On Feb. 5, the Portland Press Herald reported on the Maine Department of Corrections’ proposal to reorganize the management of county jails, a plan that involves closing several jails. The main focus of this plan appears to be reducing costs to the taxpayers. It’s not clear how the proposal will bring about cost savings or tackle the underlying problem – too many people in jail.

The Press Herald has previously reported that an astonishing 60 percent or more of inmates in county jails are there awaiting trial. Apparently, many are there because they have unpaid court fines or minor probation violations. Jailing people because they have not paid fines conjures images of the debtors’ prisons described by Charles Dickens – and is jailing someone really the best way to encourage good behavior after incarceration?

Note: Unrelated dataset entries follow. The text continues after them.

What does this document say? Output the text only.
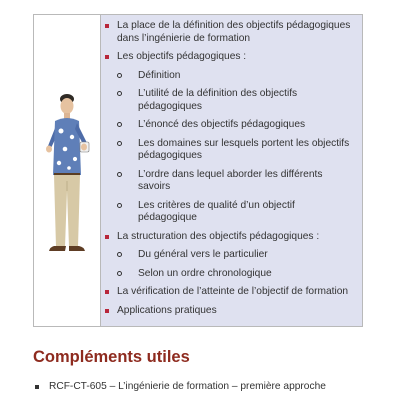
La place de la définition des objectifs pédagogiques dans l’ingénierie de formation
Les objectifs pédagogiques :
Définition
L’utilité de la définition des objectifs pédagogiques
L’énoncé des objectifs pédagogiques
Les domaines sur lesquels portent les objectifs pédagogiques
L’ordre dans lequel aborder les différents savoirs
Les critères de qualité d’un objectif pédagogique
La structuration des objectifs pédagogiques :
Du général vers le particulier
Selon un ordre chronologique
La vérification de l’atteinte de l’objectif de formation
Applications pratiques
Compléments utiles
RCF-CT-605 – L’ingénierie de formation – première approche
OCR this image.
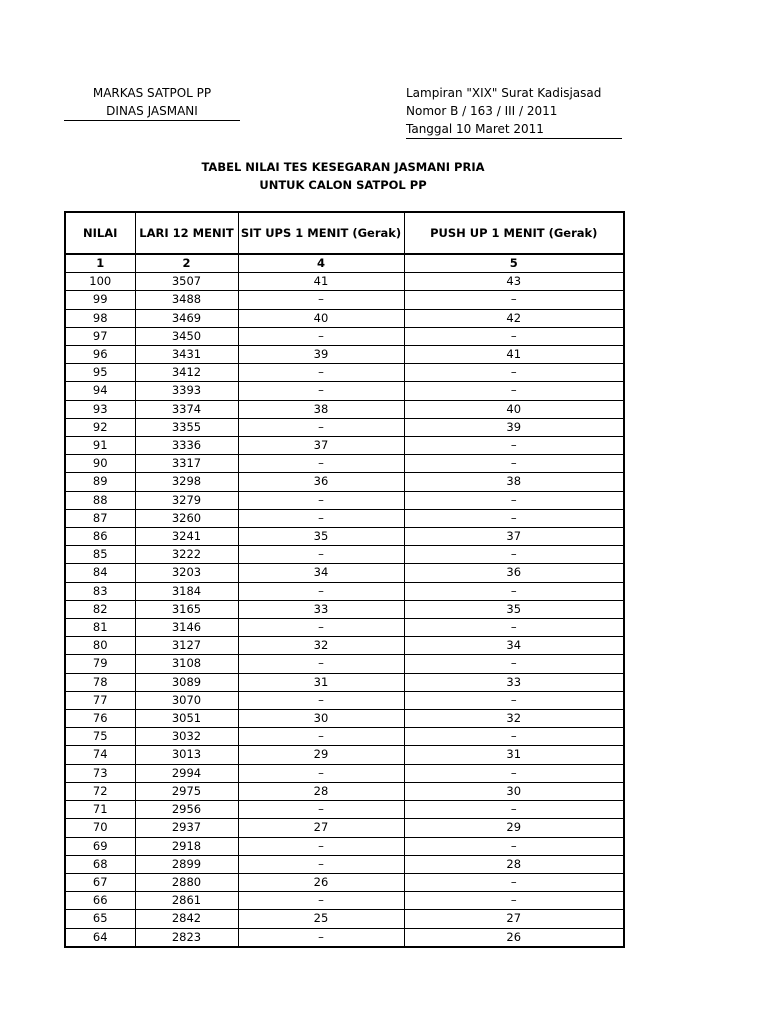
MARKAS SATPOL PP
DINAS JASMANI
Lampiran "XIX" Surat Kadisjasad
Nomor B / 163 / III / 2011
Tanggal 10 Maret 2011
TABEL NILAI TES KESEGARAN JASMANI PRIA
UNTUK CALON SATPOL PP
NILAI	LARI 12 MENIT	SIT UPS 1 MENIT (Gerak)	PUSH UP 1 MENIT (Gerak)
1	2	4	5
100	3507	41	43
99	3488	–	–
98	3469	40	42
97	3450	–	–
96	3431	39	41
95	3412	–	–
94	3393	–	–
93	3374	38	40
92	3355	–	39
91	3336	37	–
90	3317	–	–
89	3298	36	38
88	3279	–	–
87	3260	–	–
86	3241	35	37
85	3222	–	–
84	3203	34	36
83	3184	–	–
82	3165	33	35
81	3146	–	–
80	3127	32	34
79	3108	–	–
78	3089	31	33
77	3070	–	–
76	3051	30	32
75	3032	–	–
74	3013	29	31
73	2994	–	–
72	2975	28	30
71	2956	–	–
70	2937	27	29
69	2918	–	–
68	2899	–	28
67	2880	26	–
66	2861	–	–
65	2842	25	27
64	2823	–	26
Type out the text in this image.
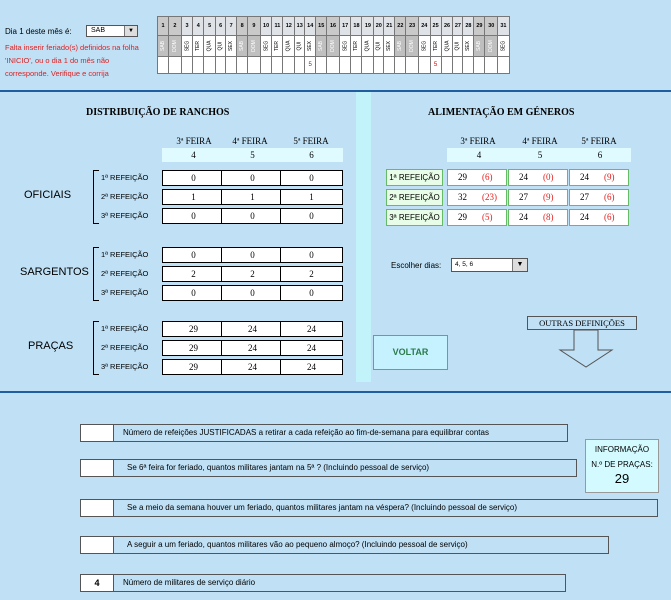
Dia 1 deste mês é:	SAB	▼
Falta inserir feriado(s) definidos na folha
'INICIO', ou o dia 1 do mês não
corresponde. Verifique e corrija
1	2	3	4	5	6	7	8	9	10	11	12	13	14	15	16	17	18	19	20	21	22	23	24	25	26	27	28	29	30	31
SAB	DOM	SEG	TER	QUA	QUI	SEX	SAB	DOM	SEG	TER	QUA	QUI	SEX	SAB	DOM	SEG	TER	QUA	QUI	SEX	SAB	DOM	SEG	TER	QUA	QUI	SEX	SAB	DOM	SEG
													5											5						
DISTRIBUIÇÃO DE RANCHOS
3ª FEIRA	4ª FEIRA	5ª FEIRA
4	5	6
OFICIAIS
SARGENTOS
PRAÇAS
1ª REFEIÇÃO	0	0	0
2ª REFEIÇÃO	1	1	1
3ª REFEIÇÃO	0	0	0
1ª REFEIÇÃO	0	0	0
2ª REFEIÇÃO	2	2	2
3ª REFEIÇÃO	0	0	0
1ª REFEIÇÃO	29	24	24
2ª REFEIÇÃO	29	24	24
3ª REFEIÇÃO	29	24	24
ALIMENTAÇÃO EM GÉNEROS
3ª FEIRA	4ª FEIRA	5ª FEIRA
4	5	6
1ª REFEIÇÃO	29 (6)	24 (0)	24 (9)
2ª REFEIÇÃO	32 (23) 27 (9)	27 (6)
3ª REFEIÇÃO	29 (5)	24 (8)	24 (6)
Escolher dias: 4, 5, 6	▼
OUTRAS DEFINIÇÕES
VOLTAR
Número de refeições JUSTIFICADAS a retirar a cada refeição ao fim-de-semana para equilibrar contas
Se 6ª feira for feriado, quantos militares jantam na 5ª ? (Incluindo pessoal de serviço)
Se a meio da semana houver um feriado, quantos militares jantam na véspera? (Incluindo pessoal de serviço)
A seguir a um feriado, quantos militares vão ao pequeno almoço? (Incluindo pessoal de serviço)
4	Número de militares de serviço diário
INFORMAÇÃO
N.º DE PRAÇAS:
29
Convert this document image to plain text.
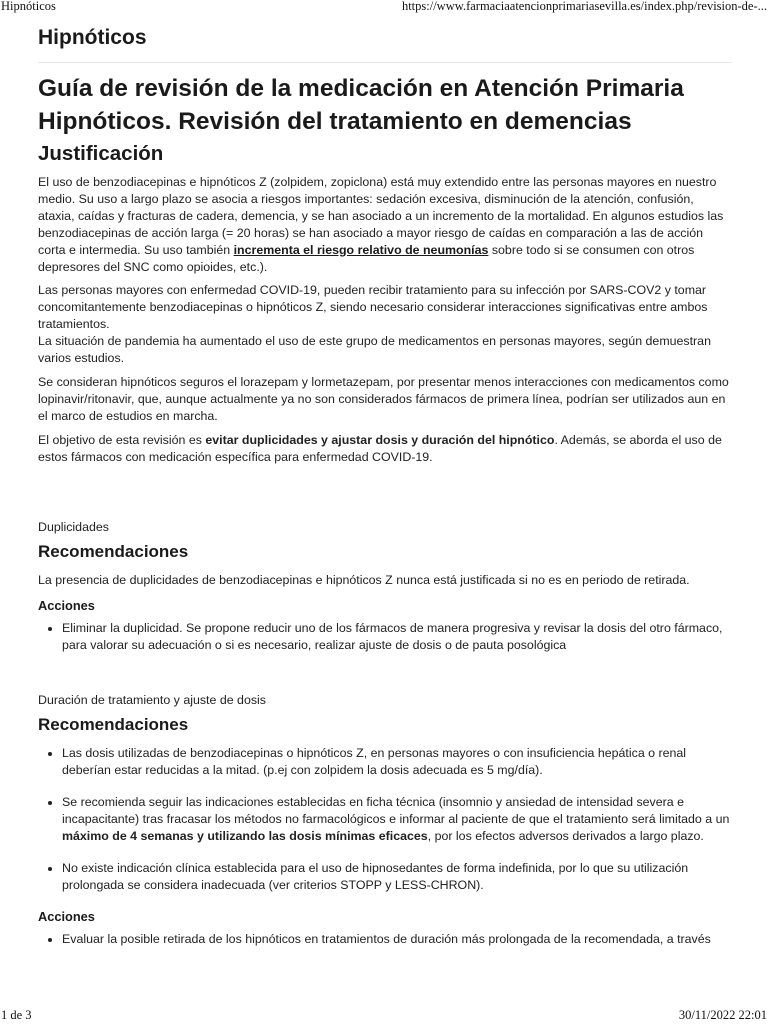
Hipnóticos	https://www.farmaciaatencionprimariasevilla.es/index.php/revision-de-...
Hipnóticos
Guía de revisión de la medicación en Atención Primaria
Hipnóticos. Revisión del tratamiento en demencias
Justificación

El uso de benzodiacepinas e hipnóticos Z (zolpidem, zopiclona) está muy extendido entre las personas mayores en nuestro medio. Su uso a largo plazo se asocia a riesgos importantes: sedación excesiva, disminución de la atención, confusión, ataxia, caídas y fracturas de cadera, demencia, y se han asociado a un incremento de la mortalidad. En algunos estudios las benzodiacepinas de acción larga (= 20 horas) se han asociado a mayor riesgo de caídas en comparación a las de acción corta e intermedia. Su uso también incrementa el riesgo relativo de neumonías sobre todo si se consumen con otros depresores del SNC como opioides, etc.).

Las personas mayores con enfermedad COVID-19, pueden recibir tratamiento para su infección por SARS-COV2 y tomar concomitantemente benzodiacepinas o hipnóticos Z, siendo necesario considerar interacciones significativas entre ambos tratamientos.
La situación de pandemia ha aumentado el uso de este grupo de medicamentos en personas mayores, según demuestran varios estudios.

Se consideran hipnóticos seguros el lorazepam y lormetazepam, por presentar menos interacciones con medicamentos como lopinavir/ritonavir, que, aunque actualmente ya no son considerados fármacos de primera línea, podrían ser utilizados aun en el marco de estudios en marcha.

El objetivo de esta revisión es evitar duplicidades y ajustar dosis y duración del hipnótico. Además, se aborda el uso de estos fármacos con medicación específica para enfermedad COVID-19.

Duplicidades
Recomendaciones

La presencia de duplicidades de benzodiacepinas e hipnóticos Z nunca está justificada si no es en periodo de retirada.

Acciones
• Eliminar la duplicidad. Se propone reducir uno de los fármacos de manera progresiva y revisar la dosis del otro fármaco, para valorar su adecuación o si es necesario, realizar ajuste de dosis o de pauta posológica
Duración de tratamiento y ajuste de dosis
Recomendaciones
• Las dosis utilizadas de benzodiacepinas o hipnóticos Z, en personas mayores o con insuficiencia hepática o renal deberían estar reducidas a la mitad. (p.ej con zolpidem la dosis adecuada es 5 mg/día).
• Se recomienda seguir las indicaciones establecidas en ficha técnica (insomnio y ansiedad de intensidad severa e incapacitante) tras fracasar los métodos no farmacológicos e informar al paciente de que el tratamiento será limitado a un máximo de 4 semanas y utilizando las dosis mínimas eficaces, por los efectos adversos derivados a largo plazo.
• No existe indicación clínica establecida para el uso de hipnosedantes de forma indefinida, por lo que su utilización prolongada se considera inadecuada (ver criterios STOPP y LESS-CHRON).
Acciones
• Evaluar la posible retirada de los hipnóticos en tratamientos de duración más prolongada de la recomendada, a través
1 de 3	30/11/2022 22:01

The example of New Jersey may be instructive. On Jan. 1, 2017, New Jersey instituted a major reform of the bail system, eliminating cash bail and using risk assessment tools to determine who should be held in jail until trial or released on their own recognizance or with an ankle bracelet. Over the past year, state court data indicate, the jailed population has decreased by 20 percent. At the same time, New Jersey State Police statistics show that there’s been no significant change in the number of people appearing for trial or involved in serious crime.

Considering why so many people are spending time in jail, it seems they are more in need of social workers or drug counselors than judges. For minor offenses, a renewed emphasis on correction rather than punishment might go a long way to reducing the jail population and opening up a better path for those who’ve strayed.

As for saving the jobs associated with county jails, surely we can find a more constructive way to employ state and county employees than unnecessarily keeping people in jail.